Men’s mental health resources from a therapist | good + good
Even though research shows that men experience mental health problems at an equal, if not higher rate, than women, men are less likely to go to therapy than women. “Follow Centers for Disease Control and Prevention [CDC]nearly twice as many women as men (24.7 versus 13.4 percent) received mental health treatment in the past year,” notes Seth Gillihan, PhDa clinical psychologist and the author of an upcoming book Mindfulness cognitive behavioral therapy: The simple path to healing, hope and peace.
Dr Gillihan adds that part of men’s reluctance to go to therapy may be due to pattern about what it means to be “a man” and the belief that the need for therapy is a sign of weakness. Furthermore, since most therapists are female, it can be difficult to find a male therapist if that is a priority. “For example, in my field of psychology, there are only about a third of psychologists are men“, said Dr. Gillihan. “The numbers are even clearer for Licensed clinical social worker and marriage and family therapistwhere only about 22 percent are men.” This creates another barrier to needed mental health care.
So in a nutshell: Dr Gillihan says that, in general, finding a good therapist can be a challenge, let alone men who face other barriers. Good news? There are many mental health resources available for men to learn more about (non-judgmental) therapy and get the support they need.
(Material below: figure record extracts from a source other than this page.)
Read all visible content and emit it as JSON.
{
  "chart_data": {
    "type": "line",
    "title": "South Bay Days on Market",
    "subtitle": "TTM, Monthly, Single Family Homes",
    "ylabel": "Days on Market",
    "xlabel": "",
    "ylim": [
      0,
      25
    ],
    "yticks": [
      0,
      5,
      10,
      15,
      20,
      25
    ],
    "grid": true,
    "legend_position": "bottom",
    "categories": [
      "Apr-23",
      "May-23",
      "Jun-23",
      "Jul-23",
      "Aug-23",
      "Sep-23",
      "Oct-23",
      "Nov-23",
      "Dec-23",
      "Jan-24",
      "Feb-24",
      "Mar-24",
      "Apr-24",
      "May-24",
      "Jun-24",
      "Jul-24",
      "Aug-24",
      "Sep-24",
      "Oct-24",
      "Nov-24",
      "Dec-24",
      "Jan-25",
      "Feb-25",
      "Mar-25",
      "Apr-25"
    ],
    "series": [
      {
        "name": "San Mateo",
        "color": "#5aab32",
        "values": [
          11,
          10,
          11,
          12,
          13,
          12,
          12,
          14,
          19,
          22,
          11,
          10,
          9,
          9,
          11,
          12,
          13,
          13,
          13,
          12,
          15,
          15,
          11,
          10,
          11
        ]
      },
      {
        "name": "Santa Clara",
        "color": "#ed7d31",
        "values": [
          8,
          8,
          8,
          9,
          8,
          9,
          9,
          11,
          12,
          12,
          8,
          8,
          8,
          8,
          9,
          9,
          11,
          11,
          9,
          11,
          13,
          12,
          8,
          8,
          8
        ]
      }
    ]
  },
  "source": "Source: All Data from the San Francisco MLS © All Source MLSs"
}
He suggests starting with these 5 mental health resources for men
1. Online educational sites
To get started, Dr. Gillihan recommends online resources that provide information and education on mental health issues that affect men, such as anxiety, depression and post-traumatic stress disorder. (PTSD). In particular, he recommends checking National Institute of Mental Healththe National Alliance on Mental Illnessand American Foundation for Suicide Prevention. These online resources are packed with information, making them worthy of in-depth study to help better understand various mental health issues, including warning signs, symptoms, and treatment options existing treatment.
Gillihan recommends asking for a referral from your primary care doctor or a friend you trust. Your health insurance can also help you find a therapist in your network. He adds that seeing an out-of-network therapist will likely cost more. When asking for a referral, keep in mind the qualities you’re looking for in a therapist, such as a preference for working with a male or female provider. You can also consult with therapists who have experience working with men and understand the stigmas and challenges they face in terms of mental health to help narrow your search. friend.
3. Supplier database
A good internet can also be a helpful resource in finding a mental health provider. Specifically, Dr Gillihan recommends searching your local area through a mental health search engine like Today’s Psychology, which allows you to filter the search for female, male, or non-binary therapists. You can also find local psychiatrists, treatment centers, and support groups. Good therapy is another database that Dr. Gillihan suggested. Other options include American Psychological Association and Therapy for BlackMen.org. The benefit of finding a therapist online is that you can find people who offer teletherapy sessions, which means you can create a wider network and search for providers. outside of its general vacancy.
4. Local colleges and universities
Another great source of mental health for men? Local colleges and universities. “If you live near a college or university that trains mental health professionals, they may be able to offer counseling with students for a low fee,” says Dr. Gillihan. “Your apprentice therapist will be closely supervised by a licensed provider.” And a side note: If budget is a concern, Dr Gillihan adds that some therapists offer discounts for those with significant financial need, so you should always ask if needed.
5. Self-guided cognitive behavioral therapy
Dr Gillihan says adopting a DIY approach can be beneficial for men who aren’t ready to sign up for therapy but want to dip their toes in to feel it. He recommends self-guided cognitive behavioral therapy (CBT) for common mental health conditions like anxiety and depression.
To try, he pointed to self-help books about CBT. The Cognitive and Behavioral Therapy Association has a helpful list of self-help book recommendations you can check. Self-help books can effective for people with mild to moderate symptoms. However, Dr Gillihan advises men experiencing more severe mental health symptoms to work with a professional.
Once you find a therapist
As you navigate access to mental health support, it’s important to find a therapist you enjoy and can connect with. “The quality of your relationship with your therapist can greatly influence treatment,” says Dr. “Do the first few sessions to get a feel for your therapist and don’t hesitate to let them know when something isn’t working for you. Good therapists want your feedback for them. can be as helpful to you as possible.”
If, for whatever reason, the therapist doesn’t feel right, he recommends finding someone new.